Texas’s energy regulators issued fewer new drilling permits in March than a year ago, but well completions rose, according to data released last week by the Railroad Commission, which regulates the state’s oil and gas industry.
A total of 1,220 original permits were issued last month, down about 7 percent from the same time last year. Roughly half of the permits were for oil and gas wells in the Midland area, home to the country’s most active shale area, the Permian Basin. As of last weeks Baker Hughes rig report, about half of all active drilling rigs in the United States are operating in Texas, with the current count at 498 rigs running and of those, 444 are in the Permian.

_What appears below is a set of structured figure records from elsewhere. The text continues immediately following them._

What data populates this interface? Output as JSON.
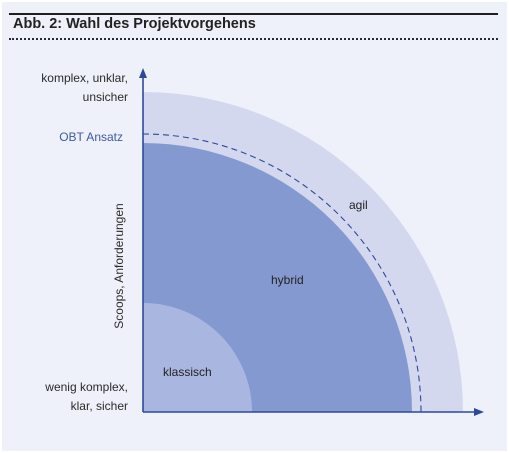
{
  "figure": {
    "title": "Abb. 2: Wahl des Projektvorgehens"
  },
  "y_axis": {
    "title": "Scoops, Anforderungen",
    "top_label_line1": "komplex, unklar,",
    "top_label_line2": "unsicher",
    "bottom_label_line1": "wenig komplex,",
    "bottom_label_line2": "klar, sicher",
    "marker_label": "OBT Ansatz"
  },
  "zones": {
    "outer": "agil",
    "middle": "hybrid",
    "inner": "klassisch"
  },
  "colors": {
    "panel_bg": "#eef1fa",
    "agil": "#d3d8ef",
    "hybrid": "#8599d1",
    "klassisch": "#a9b6e0",
    "axis": "#2d4a9a",
    "obt_dashed": "#2d4a9a"
  }
}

The number of completions processed by regulators climbed sharply this year, a sign that producers were ramping up hydraulic fracturing activities and working through a backlog of drilled, but uncompleted wells, or DUCs.
The Railroad Commission has processed 2,712 well completions so far this year, compared with 1,925 in the same period last year. Last month, 656 oil completions were processed versus 586 the same time last year, according to the data.
Although completions in Texas rose, the number of DUCs in the Permian also continued to rise, according to data from the U.S. Energy Information Administration. As of February, there were 2,937 DUCs in the region, a gain of 122 from the month prior, the EIA said in its latest Drilling Productivity Report.